Pluristem was also granted a patent titled “Methods for Treating Radiation or Chemical Injury” for PLX-R18 cell therapy. This important patent, issued by the European Patent Office, expands the company’s IP assets to include a new set of indications related to the bone marrow’s inability to produce blood cells, such as acute radiation syndrome (ARS), autoimmune diseases such as aplastic anemia, genetic disorders, and side effects from chemotherapy, radiation and other treatments.
* Data from the 6-month follow-up is available for 14 of the 21 treated patients: one patient was terminated early, three patients missed the 6-month visit and three died prior to the 6-month visit (two fatal events in the 2 million cell dose, and one fatal event in the 4 million cell dose). All fatal events in the study were considered unrelated to the study treatment.
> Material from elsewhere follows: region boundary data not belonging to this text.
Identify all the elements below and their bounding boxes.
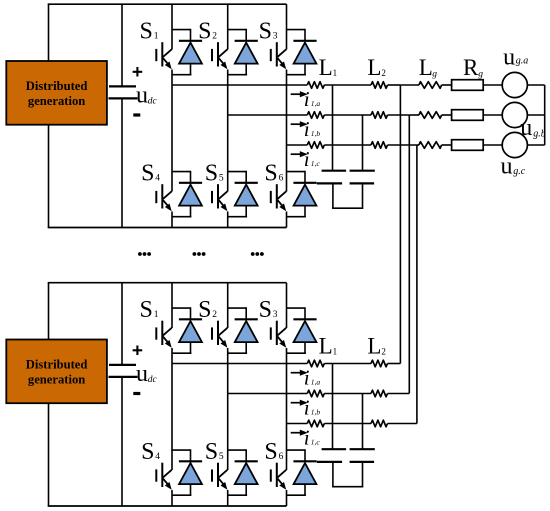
wire: phase c after L2 bbox=[388, 423, 417, 425]
wire: cap lead from phase a bbox=[332, 85, 334, 171]
svg-text:u: u bbox=[520, 115, 532, 141]
svg-text:1,a: 1,a bbox=[311, 99, 321, 108]
svg-text:S: S bbox=[198, 19, 211, 45]
diode D3' (anti-parallel) bbox=[287, 307, 317, 353]
label L1 bbox=[319, 334, 338, 359]
Distributed generation source box bbox=[6, 340, 107, 404]
wire: phase a between L1 and L2 bbox=[324, 84, 371, 86]
resistor Rg phase b bbox=[452, 110, 484, 121]
diode D1 (anti-parallel) bbox=[172, 29, 202, 75]
label + (dc positive) bbox=[133, 346, 143, 356]
svg-text:3: 3 bbox=[273, 31, 278, 41]
capacitor Cf-a bbox=[317, 449, 346, 462]
wire: phase leg 3 middle segment bbox=[286, 348, 288, 470]
wire: phase leg 2 upper segment bbox=[227, 4, 229, 49]
svg-text:1: 1 bbox=[333, 68, 338, 78]
inductor L1 phase a bbox=[307, 360, 324, 367]
label Lg bbox=[419, 55, 438, 80]
label L2 bbox=[367, 334, 386, 359]
wire: phase c output bbox=[287, 144, 308, 146]
svg-text:1: 1 bbox=[333, 346, 338, 356]
svg-text:2: 2 bbox=[212, 31, 217, 41]
inductor L2 phase a bbox=[371, 360, 388, 367]
svg-text:u: u bbox=[136, 83, 148, 109]
wire: Rg to source phase b bbox=[483, 114, 502, 116]
wire: DG top terminal to positive rail bbox=[48, 4, 50, 61]
DC positive rail (top bus) bbox=[48, 282, 287, 284]
inductor Lg phase c bbox=[419, 142, 442, 149]
current label i1,b bbox=[304, 117, 321, 141]
wire: phase leg 3 upper segment bbox=[286, 4, 288, 49]
transistor S1 (IGBT) bbox=[156, 42, 171, 69]
transistor S6' (IGBT) bbox=[271, 463, 286, 490]
label S1 bbox=[140, 297, 159, 323]
wire: PCC tie line phase c (unit2 to unit1) bbox=[416, 145, 418, 424]
inductor L2 phase c bbox=[371, 142, 388, 149]
wire: phase leg 2 lower segment bbox=[227, 490, 229, 506]
label L1 bbox=[319, 55, 338, 80]
svg-text:2: 2 bbox=[212, 310, 217, 320]
inductor Lg phase a bbox=[419, 82, 442, 89]
current label i1,c bbox=[304, 147, 321, 171]
transistor S6 (IGBT) bbox=[271, 184, 286, 211]
wire: Lg to Rg phase b bbox=[442, 114, 452, 116]
svg-text:i: i bbox=[304, 87, 310, 111]
current arrow i1,a bbox=[291, 93, 302, 95]
label: Distributed generation bbox=[26, 358, 88, 387]
inductor L1 phase c bbox=[307, 420, 324, 427]
diode D4' (anti-parallel) bbox=[172, 449, 202, 495]
wire: phase leg 3 middle segment bbox=[286, 70, 288, 192]
wire: source c to neutral bus bbox=[527, 144, 544, 146]
diode D2' (anti-parallel) bbox=[228, 307, 258, 353]
wire: cap lead from phase a bbox=[332, 364, 334, 450]
wire: cap bottom leads and common bus bbox=[332, 183, 363, 208]
wire: phase a after L2 bbox=[388, 84, 401, 86]
svg-text:i: i bbox=[304, 117, 310, 141]
svg-text:L: L bbox=[419, 55, 433, 80]
wire: grid feeder phase b bbox=[409, 114, 419, 116]
inductor L1 phase b bbox=[307, 112, 324, 119]
wire: phase b output bbox=[228, 114, 308, 116]
current label i1,b bbox=[304, 396, 321, 420]
DC positive rail (top bus) bbox=[48, 3, 287, 5]
inductor L2 phase b bbox=[371, 112, 388, 119]
svg-text:5: 5 bbox=[219, 173, 224, 183]
svg-text:L: L bbox=[367, 55, 381, 80]
wire: phase leg 2 upper segment bbox=[227, 283, 229, 328]
wire: phase leg 3 upper segment bbox=[286, 283, 288, 328]
wire: phase leg 2 middle segment bbox=[227, 348, 229, 470]
svg-text:Distributed: Distributed bbox=[26, 358, 88, 372]
wire: grid neutral bus bbox=[544, 85, 546, 145]
label S6 bbox=[264, 439, 283, 465]
wire: dc-link upper bbox=[121, 4, 123, 86]
transistor S2 (IGBT) bbox=[212, 42, 227, 69]
wire: phase leg 1 upper segment bbox=[171, 4, 173, 49]
svg-text:g: g bbox=[432, 70, 437, 80]
wire: phase leg 1 middle segment bbox=[171, 70, 173, 192]
wire: phase b after L2 bbox=[388, 114, 410, 116]
wire: phase leg 3 lower segment bbox=[286, 212, 288, 228]
wire: Lg to Rg phase c bbox=[442, 144, 452, 146]
label S2 bbox=[198, 297, 217, 323]
label S1 bbox=[140, 19, 159, 45]
wire: phase leg 1 middle segment bbox=[171, 348, 173, 470]
svg-text:5: 5 bbox=[219, 452, 224, 462]
svg-text:dc: dc bbox=[148, 97, 158, 107]
svg-text:1,b: 1,b bbox=[311, 129, 321, 138]
wire: dc-link lower bbox=[121, 377, 123, 506]
inductor L2 phase b bbox=[371, 390, 388, 397]
wire: phase a after L2 bbox=[388, 363, 401, 365]
svg-text:i: i bbox=[304, 426, 310, 450]
svg-text:1,c: 1,c bbox=[311, 159, 321, 168]
capacitor Cdc (dc-link) bbox=[109, 365, 138, 377]
wire: DG top terminal to positive rail bbox=[48, 283, 50, 340]
current label i1,a bbox=[304, 366, 321, 390]
svg-text:S: S bbox=[141, 439, 154, 465]
svg-text:g.c: g.c bbox=[513, 166, 526, 177]
diode D5' (anti-parallel) bbox=[228, 449, 258, 495]
svg-text:S: S bbox=[205, 161, 218, 187]
svg-text:6: 6 bbox=[279, 173, 284, 183]
label ug.c bbox=[501, 153, 526, 179]
svg-text:generation: generation bbox=[28, 94, 85, 108]
voltage source ug,a bbox=[502, 72, 527, 97]
wire: DG bottom terminal to negative rail bbox=[48, 125, 50, 228]
label + (dc positive) bbox=[133, 67, 143, 77]
svg-text:g.a: g.a bbox=[516, 55, 529, 66]
svg-text:u: u bbox=[136, 361, 148, 387]
wire: cap lead from phase b bbox=[362, 115, 364, 171]
wire: cap lead from phase b bbox=[362, 394, 364, 450]
transistor S4' (IGBT) bbox=[156, 463, 171, 490]
wire: cap bottom leads and common bus bbox=[332, 462, 363, 487]
wire: grid feeder phase c bbox=[417, 144, 419, 146]
diode D6 (anti-parallel) bbox=[287, 171, 317, 217]
inductor L1 phase b bbox=[307, 390, 324, 397]
transistor S5 (IGBT) bbox=[212, 184, 227, 211]
svg-text:L: L bbox=[367, 334, 381, 359]
svg-text:g: g bbox=[478, 70, 483, 80]
wire: phase a output bbox=[172, 363, 307, 365]
svg-text:generation: generation bbox=[28, 373, 85, 387]
svg-text:1: 1 bbox=[154, 310, 159, 320]
voltage source ug,b bbox=[502, 102, 527, 127]
svg-text:L: L bbox=[319, 55, 333, 80]
diode D6' (anti-parallel) bbox=[287, 449, 317, 495]
wire: phase c after L2 bbox=[388, 144, 417, 146]
wire: source a to neutral bus bbox=[527, 84, 544, 86]
wire: phase c between L1 and L2 bbox=[324, 144, 371, 146]
label S5 bbox=[205, 161, 224, 187]
ellipsis (more units) at x=199.0 bbox=[193, 252, 206, 256]
voltage source ug,c bbox=[502, 132, 527, 157]
diode D2 (anti-parallel) bbox=[228, 29, 258, 75]
wire: phase b output bbox=[228, 393, 308, 395]
label - (dc negative) bbox=[133, 392, 140, 395]
svg-text:S: S bbox=[140, 19, 153, 45]
diode D1' (anti-parallel) bbox=[172, 307, 202, 353]
svg-text:u: u bbox=[503, 44, 515, 70]
wire: phase b between L1 and L2 bbox=[324, 114, 371, 116]
svg-text:S: S bbox=[264, 439, 277, 465]
label - (dc negative) bbox=[133, 113, 140, 116]
svg-text:u: u bbox=[501, 153, 513, 179]
svg-text:2: 2 bbox=[381, 68, 386, 78]
svg-text:1,c: 1,c bbox=[311, 438, 321, 447]
capacitor Cf-b bbox=[350, 449, 375, 462]
wire: phase leg 1 upper segment bbox=[171, 283, 173, 328]
label S3 bbox=[259, 19, 278, 45]
svg-text:S: S bbox=[259, 297, 272, 323]
capacitor Cf-a bbox=[317, 171, 346, 184]
wire: Rg to source phase c bbox=[483, 144, 502, 146]
svg-text:1,b: 1,b bbox=[311, 408, 321, 417]
svg-text:3: 3 bbox=[273, 310, 278, 320]
label S5 bbox=[205, 439, 224, 465]
svg-text:4: 4 bbox=[155, 452, 160, 462]
wire: phase leg 3 lower segment bbox=[286, 490, 288, 506]
current arrow i1,b bbox=[291, 402, 302, 404]
svg-text:i: i bbox=[304, 396, 310, 420]
wire: phase b between L1 and L2 bbox=[324, 393, 371, 395]
svg-text:i: i bbox=[304, 366, 310, 390]
wire: PCC tie line phase a (unit2 to unit1) bbox=[399, 85, 401, 364]
capacitor Cdc (dc-link) bbox=[109, 86, 138, 98]
wire: dc-link upper bbox=[121, 283, 123, 365]
current arrow i1,c bbox=[291, 153, 302, 155]
wire: phase leg 2 lower segment bbox=[227, 212, 229, 228]
transistor S2' (IGBT) bbox=[212, 321, 227, 348]
transistor S4 (IGBT) bbox=[156, 184, 171, 211]
label udc bbox=[136, 361, 157, 387]
wire: phase a output bbox=[172, 84, 307, 86]
resistor Rg phase a bbox=[452, 80, 484, 91]
resistor Rg phase c bbox=[452, 140, 484, 151]
svg-text:S: S bbox=[264, 161, 277, 187]
diode D3 (anti-parallel) bbox=[287, 29, 317, 75]
wire: phase b after L2 bbox=[388, 393, 410, 395]
svg-text:S: S bbox=[141, 161, 154, 187]
svg-text:2: 2 bbox=[381, 346, 386, 356]
transistor S1' (IGBT) bbox=[156, 321, 171, 348]
DC negative rail (bottom bus) bbox=[48, 227, 287, 229]
svg-text:S: S bbox=[140, 297, 153, 323]
diode D5 (anti-parallel) bbox=[228, 171, 258, 217]
label L2 bbox=[367, 55, 386, 80]
svg-text:i: i bbox=[304, 147, 310, 171]
current label i1,a bbox=[304, 87, 321, 111]
inductor L1 phase c bbox=[307, 142, 324, 149]
wire: phase leg 1 lower segment bbox=[171, 212, 173, 228]
ellipsis (more units) at x=257.3 bbox=[251, 252, 264, 256]
svg-text:S: S bbox=[198, 297, 211, 323]
inductor L2 phase c bbox=[371, 420, 388, 427]
transistor S5' (IGBT) bbox=[212, 463, 227, 490]
svg-text:S: S bbox=[259, 19, 272, 45]
svg-text:6: 6 bbox=[279, 452, 284, 462]
wire: phase c output bbox=[287, 423, 308, 425]
svg-text:L: L bbox=[319, 334, 333, 359]
wire: Lg to Rg phase a bbox=[442, 84, 452, 86]
inductor Lg phase b bbox=[419, 112, 442, 119]
Distributed generation source box bbox=[6, 61, 107, 125]
label S2 bbox=[198, 19, 217, 45]
wire: source b to neutral bus bbox=[527, 114, 544, 116]
current arrow i1,c bbox=[291, 432, 302, 434]
label S4 bbox=[141, 439, 160, 465]
svg-text:1,a: 1,a bbox=[311, 378, 321, 387]
inductor L1 phase a bbox=[307, 82, 324, 89]
label ug.a bbox=[503, 44, 528, 70]
svg-text:Distributed: Distributed bbox=[26, 79, 88, 93]
transistor S3 (IGBT) bbox=[271, 42, 286, 69]
svg-text:R: R bbox=[463, 55, 479, 80]
current label i1,c bbox=[304, 426, 321, 450]
label S4 bbox=[141, 161, 160, 187]
ellipsis (more units) at x=144.5 bbox=[138, 252, 151, 256]
svg-text:g.b: g.b bbox=[533, 129, 546, 140]
current arrow i1,a bbox=[291, 372, 302, 374]
transistor S3' (IGBT) bbox=[271, 321, 286, 348]
wire: DG bottom terminal to negative rail bbox=[48, 403, 50, 506]
wire: phase leg 1 lower segment bbox=[171, 490, 173, 506]
label: Distributed generation bbox=[26, 79, 88, 108]
wire: phase leg 2 middle segment bbox=[227, 70, 229, 192]
label Rg bbox=[463, 55, 483, 80]
label udc bbox=[136, 83, 157, 109]
DC negative rail (bottom bus) bbox=[48, 505, 287, 507]
capacitor Cf-b bbox=[350, 171, 375, 184]
wire: dc-link lower bbox=[121, 98, 123, 227]
diode D4 (anti-parallel) bbox=[172, 171, 202, 217]
svg-text:4: 4 bbox=[155, 173, 160, 183]
label ug.b bbox=[520, 115, 546, 141]
inductor L2 phase a bbox=[371, 82, 388, 89]
svg-text:dc: dc bbox=[148, 375, 158, 385]
wire: phase c between L1 and L2 bbox=[324, 423, 371, 425]
svg-text:1: 1 bbox=[154, 31, 159, 41]
label S6 bbox=[264, 161, 283, 187]
current arrow i1,b bbox=[291, 123, 302, 125]
wire: phase a between L1 and L2 bbox=[324, 363, 371, 365]
label S3 bbox=[259, 297, 278, 323]
wire: grid feeder phase a bbox=[400, 84, 419, 86]
svg-text:S: S bbox=[205, 439, 218, 465]
wire: PCC tie line phase b (unit2 to unit1) bbox=[408, 115, 410, 394]
wire: Rg to source phase a bbox=[483, 84, 502, 86]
Mortality rates were in line with publicly available information[1],[2],[3],[4],[5].
References:
[1] Gao, F. et al. 2020. Eltrombopag treatment promotes platelet recovery and reduces platelet transfusion for patients with post-transplantation thrombocytopenia. Annals of Hematology. 99:2679–2687. (2020)
[2] Halahleh, K. et al. 2021. Therapy of posttransplant poor graft function with eltrombopag. Bone Marrow Transplantation. 56:4-6.
[3] Tang, C. et al. 2018. Successful treatment of secondary poor graft function post allogeneic hematopoietic stem cell transplantation with eltrombopag. J Hematol Oncol. Aug 16;11(1):103.
[4] Sun, Y. et al. 2015. The incidence, risk factors, and outcomes of primary poor graft function after unmanipulated haploidentical stem cell transplantation. Annals of Hematology 941699–1705.
[5] Zhao, Y et al. 2019. Incidence, Risk Factors, and Outcomes of Primary Poor Graft Function after Allogeneic Hematopoietic Stem Cell Transplantation. Biol Blood Marrow Transplant. Sep;25(9):1898-1907.